N'est-ce pas là enfoncer une porte ouverte ? Eternel fardeau de l'homme blanc! Magnanimité admirable, mais, tous comptes faits, combien naïve et aberrante ! Il est évident que le prétendu développement de l'Afrique sert toujours d'alibi à l'asservissement, à la dépossession, aux brutalités concertées...; hier, il s'agissait de subir le poids du pouvoir colonial; aujourd'hui : l'arrogance et l'impertinence des « coopérants » et des « experts de l'assistance technique » (tous agents de l'impérialisme) et demain... : peut-être le bruit et la fureur de je ne sais quels négriers extra-terrestres. A l'encontre donc de ces bourreaux qui cherchent à légitimer leurs inhumanités envers le prolétariat noir en s'évertuant à répandre des fables [PAGE 71] prodigieuses, on peut affirmer que, hier comme aujourd'hui, l'Afrique, cette généreuse vache à lait, supporte douloureusement l'arrogance, l'hypocrisie et les abus occidentaux. La dévirilisation et le pillage du continent noir, de même que « le développement du sous-développement », profitent à qui ? Plus que jamais, la question mérite d'être posée, et... implacablement.

Oui, Les Bouts de bois de Dieu, dramatisation des rapports grinçants entre exploiteurs et exploités, expose le jeu de l'appareil colonial dans ce qu'il a de plus inhumain. Ce qui est en jeu dans le roman est donc plus qu'un problème d'augmentation de salaire : il s'agit de faire éclater la rigueur des interdits, de dénoncer un fait plus fondamental : l'idéologie coloniale de l'état marginal dans lequel ceux qui font grand cas de leur force ont plongé la masse déshéritée.

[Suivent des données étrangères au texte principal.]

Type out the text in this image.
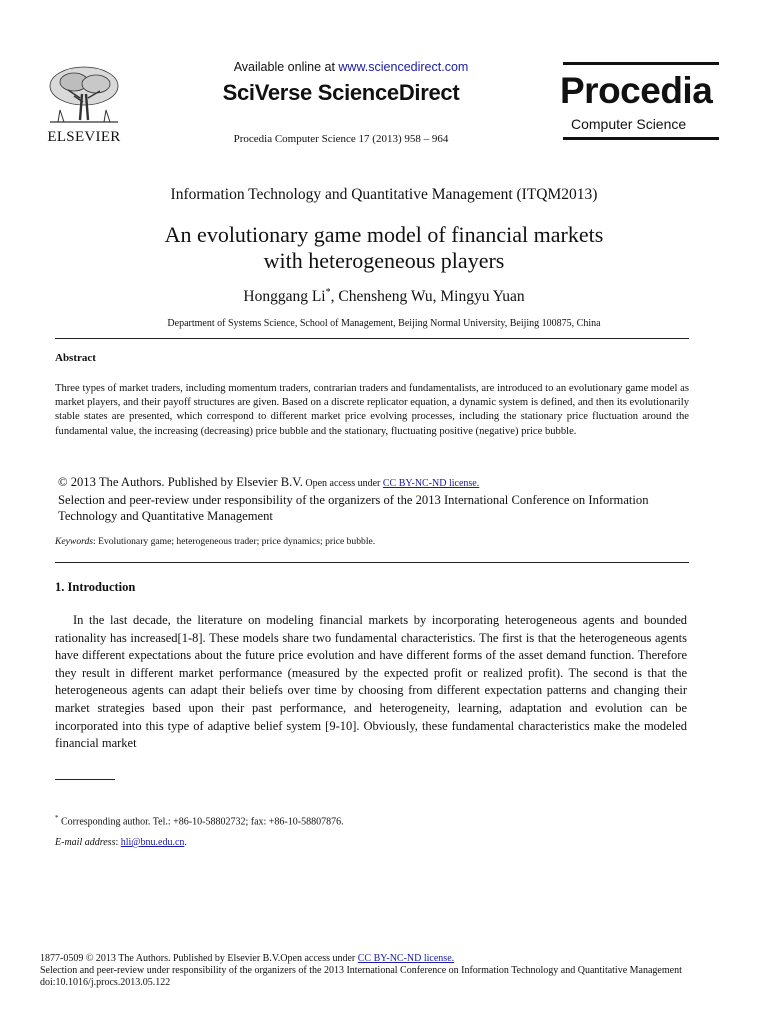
ELSEVIER
Available online at www.sciencedirect.com
SciVerse ScienceDirect
Procedia Computer Science 17 (2013) 958 – 964
Procedia
Computer Science
Information Technology and Quantitative Management (ITQM2013)
An evolutionary game model of financial markets
with heterogeneous players
Honggang Li*, Chensheng Wu, Mingyu Yuan
Department of Systems Science, School of Management, Beijing Normal University, Beijing 100875, China
Abstract
Three types of market traders, including momentum traders, contrarian traders and fundamentalists, are introduced to an evolutionary game model as market players, and their payoff structures are given. Based on a discrete replicator equation, a dynamic system is defined, and then its evolutionarily stable states are presented, which correspond to different market price evolving processes, including the stationary price fluctuation around the fundamental value, the increasing (decreasing) price bubble and the stationary, fluctuating positive (negative) price bubble.
© 2013 The Authors. Published by Elsevier B.V. Open access under CC BY-NC-ND license.
Selection and peer-review under responsibility of the organizers of the 2013 International Conference on Information Technology and Quantitative Management
Keywords: Evolutionary game; heterogeneous trader; price dynamics; price bubble.
1. Introduction
In the last decade, the literature on modeling financial markets by incorporating heterogeneous agents and bounded rationality has increased[1-8]. These models share two fundamental characteristics. The first is that the heterogeneous agents have different expectations about the future price evolution and have different forms of the asset demand function. Therefore they result in different market performance (measured by the expected profit or realized profit). The second is that the heterogeneous agents can adapt their beliefs over time by choosing from different expectation patterns and changing their market strategies based upon their past performance, and heterogeneity, learning, adaptation and evolution can be incorporated into this type of adaptive belief system [9-10]. Obviously, these fundamental characteristics make the modeled financial market
* Corresponding author. Tel.: +86-10-58802732; fax: +86-10-58807876.
E-mail address: hli@bnu.edu.cn.
1877-0509 © 2013 The Authors. Published by Elsevier B.V.Open access under CC BY-NC-ND license.
Selection and peer-review under responsibility of the organizers of the 2013 International Conference on Information Technology and Quantitative Management
doi:10.1016/j.procs.2013.05.122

Intimement lié aux revendications salariales est le problème des carences dans le secteur du logement. Sembène, en dévoilant l'étendue de la misère nue, têtue, qui sévit dans le quartier ouvrier, rend bien compte de la réalité de l'univers colonial (les témoignages de plusieurs romanciers, dont Achebe, Beti, Kourouma, F. Oyono, Soyinka, etc. corroborent celui de Sembène). Ses descriptions en disent long sur les dissonances, les injustices, l'écart social qu'accuse également la disparité des salaires. Le contraste violent entre l'incertitude qui rôde dans le quartier populaire et la sécurité dans celui des privilégiés blancs (baptisé « le Vatican », est susceptible d'attiser l'indignation du lecteur un tant soit peu sympathique[4]. Dans les taudis, les Nègres marginalisés croupissent dans la prolifération de la misère, tandis que les résidences blanches respirent, suent et puent l'opulence. [PAGE 72]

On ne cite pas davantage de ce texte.